The Valdosta Daily Times
As Dr. John Gaston discusses what he considers the greatest achievement of his time as the dean of Valdosta State University College of the Arts, one cannot help but notice the plant that stretches along the shelves and walls of one side of his office.
Its vines reach to the ceiling. Its green stretches from the potted soil of its possible origin, interconnecting with the leaves of another plant atop another book shelf nearly half of the office away.
Mention this, Gaston radiates his quiet smile, and says, the plant was something purchased at Walmart, and it has just grown into this network of vines. One can become lost in the rhythm of its eco-circuitry, uncertain where one plant ends and another begins.
Yet, why would such a plant capture a visitor’s eye? Especially at this moment, when a respected man such as John Gaston, on the cusp of retiring as the College of Arts dean come the end of June, discusses what he considers his greatest achievement from more than a decade in the job.
The plant is no distraction. Rather, its interconnected complexity complements Gaston’s words.
In his eyes, his greatest achievement: Seeing the numerous departments — communications arts, visual arts, theatre, dance, music, etc. — working together, all interconnected. All of the elements were already there, he explains. As dean, Gaston encouraged the arts departments to intermingle: The music department serves as the orchestra for the theatre and dance productions of Peach State Summer Theatre; mass media continues filming the Valdosta Symphony Orchestra; VSU musicians perform for VSU Art opening exhibit receptions; VSU Theatre & Dance partner with VSU Music to raise performing arts scholarships through Dancing with the Valdosta Stars.
“We have worked together well, the departments,” Gaston says. “People are amazed to have these artistic types who can eat at the same table.”
As for Gaston’s role, he describes it almost as a gardener, which is something he enjoys in his off-time along with cultivating bonsai trees. He nurtures talents, but administrates best by staying out of the way. He believes in letting them do what they are trained to do.
“You are the expert,” he says of this approach. “How can I help you do what you want to do?”
Preparing for retirement, Gaston must figure some way to carefully move the thriving plant from his office. He believes the interconnections between departments will continue with his departure.
Asked if he’s looking forward to retirement, Gaston’s eyes brighten, “Yes” booms from a smile grown wide.
With days that often start at 5:30 a.m., in the office before 8 a.m. and not returning home until before 8 p.m. or later most nights, he has stacks of books and materials he has been itching to read and review for years.
“Several people have suggested I will be bored in retirement,” Gaston chuckles. “I will not be bored.”
He also will not let others dictate his retirement. Several people have already suggested ways he can spend his newfound time. Gaston will decide how he spends his retirement. Though he has loved coming to work each morning, he’s waited a long time to pursue other interests.

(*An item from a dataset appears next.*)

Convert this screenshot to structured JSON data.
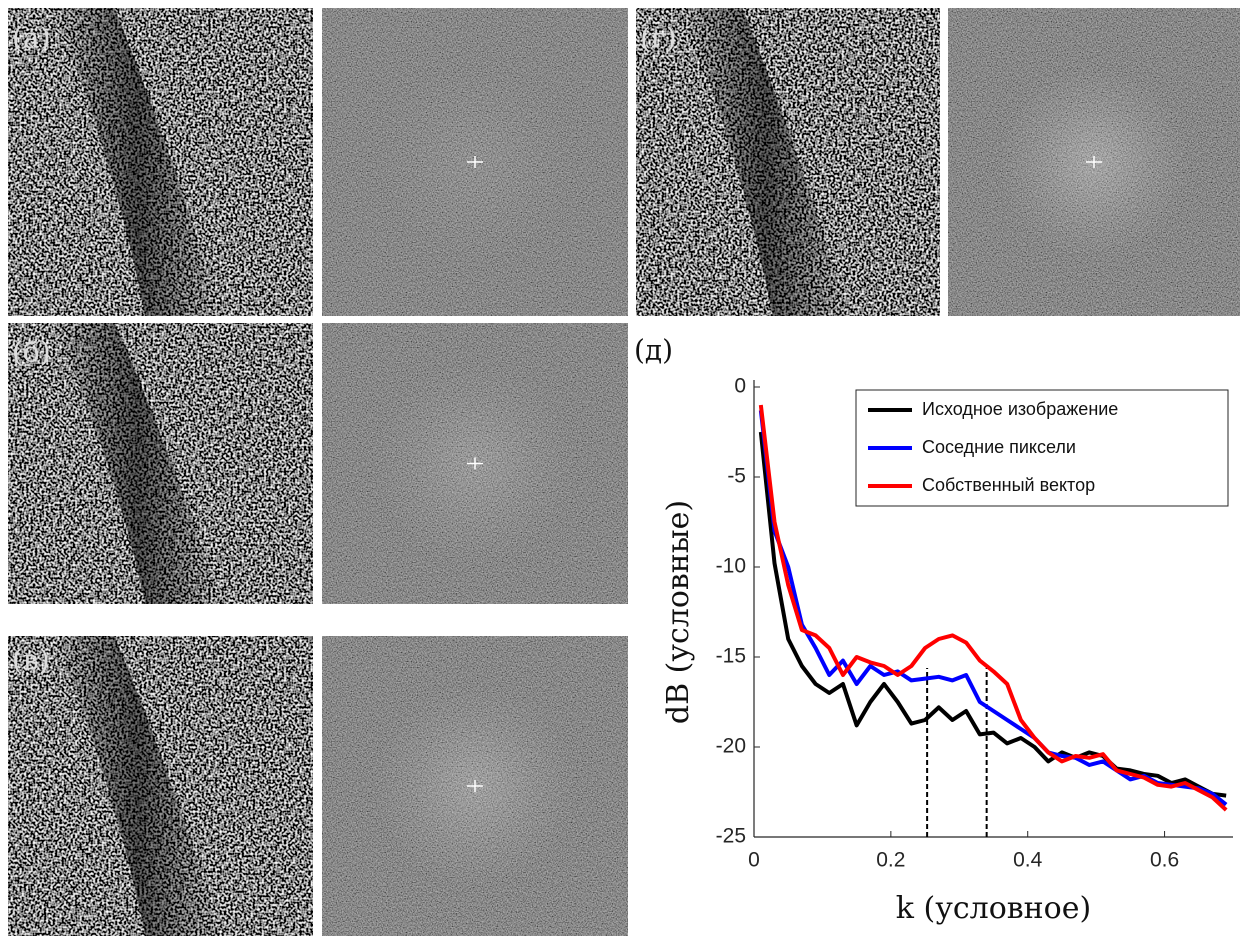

For more than 20 years, since arriving in 1992 at Valdosta State, Gaston has balanced being an administrator as his chief job description while being an artist at heart. Though he has directed and co-directed some VSU Theatre productions, such as “The Piano Player,” and starred as Hoke in Theatre Guild Valdosta’s “Driving Miss Daisy,” administration has typically tipped the scales for Gaston’s time, talents and energies.
Yet, a quick glance at his zoominfo resume, Gaston is not only listed as the College of the Arts academic dean but as a poet, playwright, actor, and storyteller. Before Valdosta, he wrote, produced, acted and toured the one-man show “The Brothers.” He views the arts as not only a way to entertain, not only as a way to express one’s self, but as a means to teach and to learn.
In retirement, he hopes to return to writing and creating and sharing his artistic endeavors with young people and children. Gaston recalls how the arts transformed him from being what he describes with a smile as “a shy, skinny kid with glasses into someone who is still skinny, still wears glasses, but not quite as shy.”
The arts changed his life. He has seen how it changes other people’s lives, and he would like to continue changing lives through his art in the coming years.
Gaston knows he will be staying in Valdosta, often traveling to see his son and daughter in Kansas, but he will stay in South Georgia because he likes the warmth of both the community and the climate. Possibly, this summer, he will play Hoke again along with Joanne Griner in the title role of a Guild revival of “Driving Miss Daisy.”
But otherwise, he has no definitive plans, other than working in his garden, and cultivating his next creative endeavor, one that will likely grow, and flourish, and reach out to others in a network of connections.